I punti principali sollevati nei commenti al mio articolo sono due: il rapporto tra split payment ed evasione dell’Iva e il tipo di controfattuale utilizzato.

Sul primo punto, come affermato dal lettore Asterix, la prova dell’efficacia dello split payment si ha se si dimostra che “al netto dei maggiori crediti Iva sorti, ha comportato un effettivo recupero di gettito”. È infatti esattamente questo il tipo di ragionamento che porta alla stima di maggiore gettito per 3,5 miliardi citata nell’articolo e ripresa dallo studio europeo. Più precisamente, come si legge nella Tabella 4 a pagina 36, i 3,5 miliardi sono calcolati come differenza tra 10,6 miliardi – ossia i versamenti effettuati in regime di split payment, che come tali sono tracciati a sistema- e i 7,1 miliardi dovuti ai minori incassi. A loro volta, questi 7,1 miliardi sono la somma di tre componenti principali: a) minore iva versata dai fornitori; b) minori crediti usati in compensazione e c) minori crediti chiesti a rimborso. Mentre i punti b) e c) sono certi, il punto a) va stimato utilizzato un controfattuale, ossia chiedendosi quanta Iva sarebbe stata versata dai fornitori della Pa se non ci fosse stato lo split payment.

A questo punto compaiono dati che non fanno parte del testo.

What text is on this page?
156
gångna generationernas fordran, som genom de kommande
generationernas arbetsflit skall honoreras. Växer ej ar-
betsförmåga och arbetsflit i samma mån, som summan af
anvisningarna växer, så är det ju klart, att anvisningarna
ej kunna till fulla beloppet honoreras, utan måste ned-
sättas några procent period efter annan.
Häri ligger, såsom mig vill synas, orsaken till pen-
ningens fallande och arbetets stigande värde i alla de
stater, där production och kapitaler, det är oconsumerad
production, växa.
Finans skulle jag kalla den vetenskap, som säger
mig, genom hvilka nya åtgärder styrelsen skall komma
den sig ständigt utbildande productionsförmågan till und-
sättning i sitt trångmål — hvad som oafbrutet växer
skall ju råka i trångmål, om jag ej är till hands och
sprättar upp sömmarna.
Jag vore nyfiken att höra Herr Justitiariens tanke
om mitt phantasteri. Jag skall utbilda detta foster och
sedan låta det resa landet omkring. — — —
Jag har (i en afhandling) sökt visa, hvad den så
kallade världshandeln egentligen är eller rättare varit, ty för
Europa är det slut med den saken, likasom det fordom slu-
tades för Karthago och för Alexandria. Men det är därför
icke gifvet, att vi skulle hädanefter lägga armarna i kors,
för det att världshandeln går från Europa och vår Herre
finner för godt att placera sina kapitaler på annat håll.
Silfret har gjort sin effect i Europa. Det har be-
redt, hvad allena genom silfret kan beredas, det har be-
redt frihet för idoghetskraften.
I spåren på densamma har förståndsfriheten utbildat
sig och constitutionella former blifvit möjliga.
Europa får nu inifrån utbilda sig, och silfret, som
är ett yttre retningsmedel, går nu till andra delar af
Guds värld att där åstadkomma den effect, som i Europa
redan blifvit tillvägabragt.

E veniamo così al punto 2) sollevato dal lettore arthemis. La stima riportata nello studio europeo sul punto a) viene da uno studio dell’ufficio studi dell’Agenzia delle entrate. In sintesi, il controfattuale consiste nella variazione dei versamenti Iva effettuati da contribuenti appartenenti agli stessi settori (vengono considerate le 85 divisioni Istat) osservate nello stesso periodo di applicazione dello split payment.  Si tratta evidentemente di una scelta che appare, peraltro, ragionevole. Eventualmente, si potrebbe verificare l’utilizzo di modelli econometrici diversi (gli autori utilizzano un modello panel ad effetti fissi) ma non credo che gli ordini di grandezza cambierebbero molto.

Mi pare quindi che il legame tra adozione dello split payment ed evasione dell’Iva appaia con chiarezza.